In artikel 2 worden de doelstellingen van de treasuryfunctie weergegeven, hieronder worden deze afzonderlijk toegelicht.
In de eerste plaats dient ervoor gezorgd te worden dat de gemeente “duurzaam toegang heeft tot de financiële markten tegen acceptabele condities”. Treasury dient te waarborgen dat de gemeente duurzaam in staat is de voor haar activiteiten benodigde middelen aan te trekken c.q. haar overtollige middelen uit te zetten op de financiële markten (bijv. bij banken). De condities die daarbij worden bedongen dienen, in het licht van de op het betreffende moment gebruikelijke condities, acceptabel (tenminste marktconform) te zijn.
De gemeente loopt de volgende financiële risico’s: renterisico’s, koersrisico’s, kredietrisico’s, interne liquiditeitsrisico’s en valutarisico’s. Het is de taak van treasury dergelijke risico’s tegen acceptabele condities te beperken. In de artikelen 4 tot en met 8 wordt aangegeven op welke wijze dit wordt gewaarborgd.
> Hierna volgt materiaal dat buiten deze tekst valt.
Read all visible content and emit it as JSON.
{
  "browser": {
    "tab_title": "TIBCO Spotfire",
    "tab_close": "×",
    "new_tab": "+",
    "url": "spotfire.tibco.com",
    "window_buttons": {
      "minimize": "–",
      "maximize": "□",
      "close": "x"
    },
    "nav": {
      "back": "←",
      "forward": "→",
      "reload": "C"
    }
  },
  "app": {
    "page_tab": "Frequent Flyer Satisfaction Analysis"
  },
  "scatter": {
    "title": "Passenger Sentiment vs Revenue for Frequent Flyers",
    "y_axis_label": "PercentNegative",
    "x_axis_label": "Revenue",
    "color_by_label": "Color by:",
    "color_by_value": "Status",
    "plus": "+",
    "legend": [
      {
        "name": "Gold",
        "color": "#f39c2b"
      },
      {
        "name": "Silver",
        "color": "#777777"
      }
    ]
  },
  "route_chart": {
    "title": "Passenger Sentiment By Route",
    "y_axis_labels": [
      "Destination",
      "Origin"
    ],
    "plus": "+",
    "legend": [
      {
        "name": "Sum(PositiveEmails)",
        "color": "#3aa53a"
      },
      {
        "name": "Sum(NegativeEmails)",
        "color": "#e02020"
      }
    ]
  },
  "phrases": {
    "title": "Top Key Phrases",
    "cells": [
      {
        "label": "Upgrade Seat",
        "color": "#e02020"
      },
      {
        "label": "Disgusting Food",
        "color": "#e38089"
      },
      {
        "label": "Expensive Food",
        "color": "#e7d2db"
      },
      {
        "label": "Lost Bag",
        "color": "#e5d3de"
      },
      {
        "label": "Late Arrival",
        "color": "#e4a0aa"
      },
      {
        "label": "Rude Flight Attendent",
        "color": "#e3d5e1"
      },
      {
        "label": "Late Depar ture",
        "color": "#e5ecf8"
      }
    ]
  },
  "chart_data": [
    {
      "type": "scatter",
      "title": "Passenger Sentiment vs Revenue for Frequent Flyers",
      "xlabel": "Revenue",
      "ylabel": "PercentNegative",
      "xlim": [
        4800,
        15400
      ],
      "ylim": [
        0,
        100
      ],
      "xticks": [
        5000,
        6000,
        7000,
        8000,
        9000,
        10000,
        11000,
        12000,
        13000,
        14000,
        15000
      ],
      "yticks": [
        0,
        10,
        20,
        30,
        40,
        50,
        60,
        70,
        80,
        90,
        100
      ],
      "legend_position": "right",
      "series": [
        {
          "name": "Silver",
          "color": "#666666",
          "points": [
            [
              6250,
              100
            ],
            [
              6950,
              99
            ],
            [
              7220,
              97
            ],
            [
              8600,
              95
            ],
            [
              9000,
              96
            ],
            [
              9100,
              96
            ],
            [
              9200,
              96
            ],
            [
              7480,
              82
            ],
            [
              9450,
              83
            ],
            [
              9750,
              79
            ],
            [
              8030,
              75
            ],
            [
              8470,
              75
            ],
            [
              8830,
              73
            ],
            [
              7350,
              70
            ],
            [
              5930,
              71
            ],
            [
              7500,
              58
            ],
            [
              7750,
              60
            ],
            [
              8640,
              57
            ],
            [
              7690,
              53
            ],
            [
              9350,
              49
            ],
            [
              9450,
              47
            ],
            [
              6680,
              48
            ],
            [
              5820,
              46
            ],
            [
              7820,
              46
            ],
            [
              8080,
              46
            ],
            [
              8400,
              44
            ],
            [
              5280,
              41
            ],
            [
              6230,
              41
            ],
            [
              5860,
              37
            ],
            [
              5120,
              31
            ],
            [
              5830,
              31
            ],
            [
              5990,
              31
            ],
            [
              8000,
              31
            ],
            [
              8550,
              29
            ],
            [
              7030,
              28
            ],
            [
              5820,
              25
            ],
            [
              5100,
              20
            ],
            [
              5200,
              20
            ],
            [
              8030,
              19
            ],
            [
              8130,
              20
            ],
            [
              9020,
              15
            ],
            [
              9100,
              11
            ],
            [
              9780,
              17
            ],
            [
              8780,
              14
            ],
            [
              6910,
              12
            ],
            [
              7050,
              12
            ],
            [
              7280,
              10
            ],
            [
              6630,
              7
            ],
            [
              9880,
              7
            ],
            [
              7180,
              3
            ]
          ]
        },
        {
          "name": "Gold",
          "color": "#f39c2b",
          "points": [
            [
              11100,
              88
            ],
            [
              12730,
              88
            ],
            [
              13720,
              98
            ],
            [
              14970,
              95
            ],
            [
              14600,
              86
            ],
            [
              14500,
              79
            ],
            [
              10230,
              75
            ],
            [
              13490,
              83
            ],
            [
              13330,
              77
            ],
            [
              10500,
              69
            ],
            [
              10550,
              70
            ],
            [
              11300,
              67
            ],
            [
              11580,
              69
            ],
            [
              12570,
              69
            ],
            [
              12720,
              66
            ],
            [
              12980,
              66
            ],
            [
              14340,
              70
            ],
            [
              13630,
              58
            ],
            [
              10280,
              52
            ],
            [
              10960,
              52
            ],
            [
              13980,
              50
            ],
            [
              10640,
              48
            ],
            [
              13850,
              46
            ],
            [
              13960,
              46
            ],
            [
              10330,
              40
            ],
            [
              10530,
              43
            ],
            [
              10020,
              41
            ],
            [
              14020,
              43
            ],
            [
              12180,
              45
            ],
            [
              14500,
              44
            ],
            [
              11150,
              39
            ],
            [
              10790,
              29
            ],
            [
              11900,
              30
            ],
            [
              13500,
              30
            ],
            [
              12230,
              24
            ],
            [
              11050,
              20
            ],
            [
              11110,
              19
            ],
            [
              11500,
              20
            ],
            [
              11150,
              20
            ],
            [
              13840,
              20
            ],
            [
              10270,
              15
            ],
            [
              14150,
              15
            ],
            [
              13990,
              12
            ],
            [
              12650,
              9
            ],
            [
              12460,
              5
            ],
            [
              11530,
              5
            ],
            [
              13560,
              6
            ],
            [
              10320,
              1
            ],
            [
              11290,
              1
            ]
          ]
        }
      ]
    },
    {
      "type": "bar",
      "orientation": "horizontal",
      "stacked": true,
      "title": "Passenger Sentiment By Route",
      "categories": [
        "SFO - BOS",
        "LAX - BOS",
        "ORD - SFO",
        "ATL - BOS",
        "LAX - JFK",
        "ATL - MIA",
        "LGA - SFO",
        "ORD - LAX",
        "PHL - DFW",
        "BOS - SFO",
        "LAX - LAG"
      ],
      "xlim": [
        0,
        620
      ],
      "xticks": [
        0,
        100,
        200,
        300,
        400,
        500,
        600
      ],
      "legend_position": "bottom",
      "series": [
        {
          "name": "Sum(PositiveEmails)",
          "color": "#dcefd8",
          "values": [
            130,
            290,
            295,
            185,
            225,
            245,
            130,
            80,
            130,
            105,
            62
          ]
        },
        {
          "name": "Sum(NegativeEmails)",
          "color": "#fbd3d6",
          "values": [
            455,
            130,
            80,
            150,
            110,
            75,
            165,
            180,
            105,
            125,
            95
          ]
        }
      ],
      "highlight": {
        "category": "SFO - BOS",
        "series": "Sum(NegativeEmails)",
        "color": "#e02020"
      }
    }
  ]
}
De derde doelstelling van treasuryfunctie is het minimaliseren van de kosten bij het beheren van de geldstromen en de financiële posities. Deze kosten bestaan o.a. uit rentekosten, provisies en kosten van het betalingsverkeer. Het is de taak van de treasury het beheer zo efficiënt mogelijk uit te voeren.
De gemeente streeft ernaar de renteresultaten te optimaliseren. Dit betekent dat de gemeente geen middelen onbenut laat maar streeft naar zo hoog mogelijke renteopbrengsten (c.q. zo laag mogelijk rentekosten) zonder dat daarbij overmatige risico’s worden gelopen. De prioriteiten van de treasuryfunctie liggen in eerste instantie bij het beheersen en beperken van financiële risico’s; de gemeente is immers géén winstgerichte organisatie. Binnen het acceptabele risicoprofiel zoals vastgesteld in de Wet fido en dit treasurystatuut dient desondanks te worden gestreefd naar optimalisatie van de renteresultaten.
Renterisicobeheer omvat het beperken van de invloed van (externe-) rentewijzigingen op de financiële resultaten van de gemeente.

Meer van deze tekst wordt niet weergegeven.